All This Stuff Is Killing Me

All This Stuff Is Killing Me, 2018-19. A low-carbon footprint journey considering the relationships between mass-consumption, personal identity and environmental change. Beginning in June 2018, I shed material possessions and set off by bicycle, taking only what I needed. Along the way I visited a series of Amazon distribution centres, spent a month at sea onboard a cargo ship, and visited sites of personal significance in the UK and New Zealand .

Film footage and photographs (35 minutes) installed in a 7ft cubed recycled cardboard shipping container; a list of everything I own; purchased and inherited artefacts.

Staged at the Royal Geographical Society from 4-14th September 2019 as part of the Wilderness Art Collective exhibition ‘Landlines’.

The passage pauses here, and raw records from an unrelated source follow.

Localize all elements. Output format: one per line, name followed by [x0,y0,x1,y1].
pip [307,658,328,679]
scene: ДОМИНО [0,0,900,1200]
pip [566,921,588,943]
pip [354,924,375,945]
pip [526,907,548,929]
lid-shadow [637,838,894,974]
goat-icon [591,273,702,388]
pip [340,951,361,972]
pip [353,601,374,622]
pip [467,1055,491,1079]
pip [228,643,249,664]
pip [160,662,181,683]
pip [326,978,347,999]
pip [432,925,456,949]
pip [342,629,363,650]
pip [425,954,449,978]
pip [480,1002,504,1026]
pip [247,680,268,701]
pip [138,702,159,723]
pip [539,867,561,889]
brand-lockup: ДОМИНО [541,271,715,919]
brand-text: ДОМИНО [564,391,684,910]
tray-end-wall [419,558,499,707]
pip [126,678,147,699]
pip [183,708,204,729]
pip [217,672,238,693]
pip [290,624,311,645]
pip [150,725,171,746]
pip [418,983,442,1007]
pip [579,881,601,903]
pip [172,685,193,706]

Director, Camera, Edit, Sound: Hannah Scott
Shot on location in: United Kingdom, New Zealand, Atlantic Ocean, Mediterranean Sea, Red Sea, Indian Ocean.
Thanks to: CMA CGM Kerguelen Autumn 2018; Wilderness Art Collective; The Royal Geographic Society; CS Recycling.
Thanks also to Maria Macc, Caroline Fawcett & Juana Flores Vegas.

Part I

A pilgrimage to Amazon warehouses in the UK. I cycled a total of 2367 miles from 25th June to 29th September 2018, visiting Amazon warehouses at Bristol, Swansea, Tilbury, Hemel Hempstead, Dunstable, Milton Keynes, Daventry, Coventry, Rugby, Peterborough, Coalville, Doncaster, Dunfermline, Gourouck, Bolton, Altrincham and Warrington.

Part II

A journey on board the cargo ship CMA CGM Kerguelen. I sailed from Southampton UK on 14th November arriving in Port Klang Malaysia on the 12th December 2018. The ship passed through the Channel, North Atlantic, Mediterranean Sea, Suez Canal, Red Sea, Gulf of Aden, Arabian Sea, Persian Gulf, Laccadive Sea, Bay of Bengal and Malacca Strait.

Part III

A pilgrimage to sites of personal significance and areas of wilderness in and around New Zealand. I cycled a total of 2,607 miles from 23rd December 2018 to 30th April 2019, remembering my Mother and Father, reconnecting with family, exploring and documenting the landscape of both the North and South Island.